As long ago as the 1960s, the poet Edward James was worried that traditional crafts were dying out. Having frittered much of the family fortune he had inherited, aged five, on supporting struggling surrealists (he commissioned the Mae West lips sofa and lobster telephone from a scuffling Dali) and on backing shows starring his actress girlfriends (‘very wealth-consuming,’ he admitted, ‘because invariably they flopped’) then creating an 80-acre sculpture garden in the Sierra Gorda mountains of Mexico, the man described as ‘the last of the great eccentrics’ decided in his late fifties to invest his remaining money in something more sensible. So in 1964 he founded the Edward James Foundation and signed over the cod-baronial family pile, West Dean House in West Sussex, for the creation of a college teaching craft skills.
When West Dean College opened in 1971, all did not go according to its founder’s plan. In competition with state-funded art schools, it failed to attract sufficient students to the full-time courses in stone carving, wood carving and ironwork as James had envisaged, and fell back on craft courses aimed at amateurs. ‘I gave my money to help humanity,’ he grumbled in a 1978 documentary made by his friend George Melly. ‘I didn’t give it to help elderly middle-class couples who are bored of watching television learn how to make corn dollies or bobbin lace.’

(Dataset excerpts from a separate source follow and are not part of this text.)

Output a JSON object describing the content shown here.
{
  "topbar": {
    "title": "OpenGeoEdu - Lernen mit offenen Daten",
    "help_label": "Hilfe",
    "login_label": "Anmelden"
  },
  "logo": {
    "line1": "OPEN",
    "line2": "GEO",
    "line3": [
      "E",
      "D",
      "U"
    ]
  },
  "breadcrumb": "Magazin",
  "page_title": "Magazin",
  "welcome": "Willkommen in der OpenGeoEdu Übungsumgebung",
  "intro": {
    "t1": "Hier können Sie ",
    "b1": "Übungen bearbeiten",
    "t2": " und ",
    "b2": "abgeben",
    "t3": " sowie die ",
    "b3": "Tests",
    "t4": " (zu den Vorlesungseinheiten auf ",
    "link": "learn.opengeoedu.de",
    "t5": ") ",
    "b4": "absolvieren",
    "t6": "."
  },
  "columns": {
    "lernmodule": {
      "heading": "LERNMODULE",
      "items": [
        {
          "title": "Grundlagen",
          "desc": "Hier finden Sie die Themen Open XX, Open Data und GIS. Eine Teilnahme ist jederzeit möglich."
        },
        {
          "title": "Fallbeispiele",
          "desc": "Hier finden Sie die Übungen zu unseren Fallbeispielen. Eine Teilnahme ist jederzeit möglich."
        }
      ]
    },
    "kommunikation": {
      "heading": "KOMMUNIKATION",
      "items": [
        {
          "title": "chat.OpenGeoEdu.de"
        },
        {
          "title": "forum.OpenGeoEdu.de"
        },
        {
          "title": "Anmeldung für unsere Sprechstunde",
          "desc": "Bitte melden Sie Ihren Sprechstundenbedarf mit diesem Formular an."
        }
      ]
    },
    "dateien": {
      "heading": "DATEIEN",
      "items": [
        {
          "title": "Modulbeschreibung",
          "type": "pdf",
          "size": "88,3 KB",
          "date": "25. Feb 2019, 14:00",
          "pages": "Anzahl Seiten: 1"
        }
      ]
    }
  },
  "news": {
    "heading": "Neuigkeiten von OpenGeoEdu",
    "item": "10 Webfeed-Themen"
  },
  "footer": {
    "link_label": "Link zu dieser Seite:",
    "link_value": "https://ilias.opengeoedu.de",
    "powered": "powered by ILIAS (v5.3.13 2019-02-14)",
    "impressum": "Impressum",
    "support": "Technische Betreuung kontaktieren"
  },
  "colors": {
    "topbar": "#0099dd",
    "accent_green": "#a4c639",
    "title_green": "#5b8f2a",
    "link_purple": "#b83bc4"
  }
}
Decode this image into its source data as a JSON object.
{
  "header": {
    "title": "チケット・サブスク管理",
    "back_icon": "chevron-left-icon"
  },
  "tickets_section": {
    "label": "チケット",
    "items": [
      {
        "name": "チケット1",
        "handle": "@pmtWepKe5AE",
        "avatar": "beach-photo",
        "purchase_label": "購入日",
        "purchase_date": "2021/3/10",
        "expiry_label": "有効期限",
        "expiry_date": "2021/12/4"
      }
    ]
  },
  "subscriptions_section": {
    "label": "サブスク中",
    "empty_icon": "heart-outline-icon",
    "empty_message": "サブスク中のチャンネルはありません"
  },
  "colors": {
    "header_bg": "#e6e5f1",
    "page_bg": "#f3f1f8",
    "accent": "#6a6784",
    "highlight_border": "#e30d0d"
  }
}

Our hands are capable of so much more than tapping at electronic keys, it’s a sin not to use them
Today, along with stone and wood carving and metal work, West Dean College runs degree and diploma courses in clock-making, musical instrument making, ceramics, tapestry, conservation, interior and garden design and fine art. ‘You name it, we do it,’ says principal Francine Norris. The fact that students all have to pay for higher education has levelled the playing field.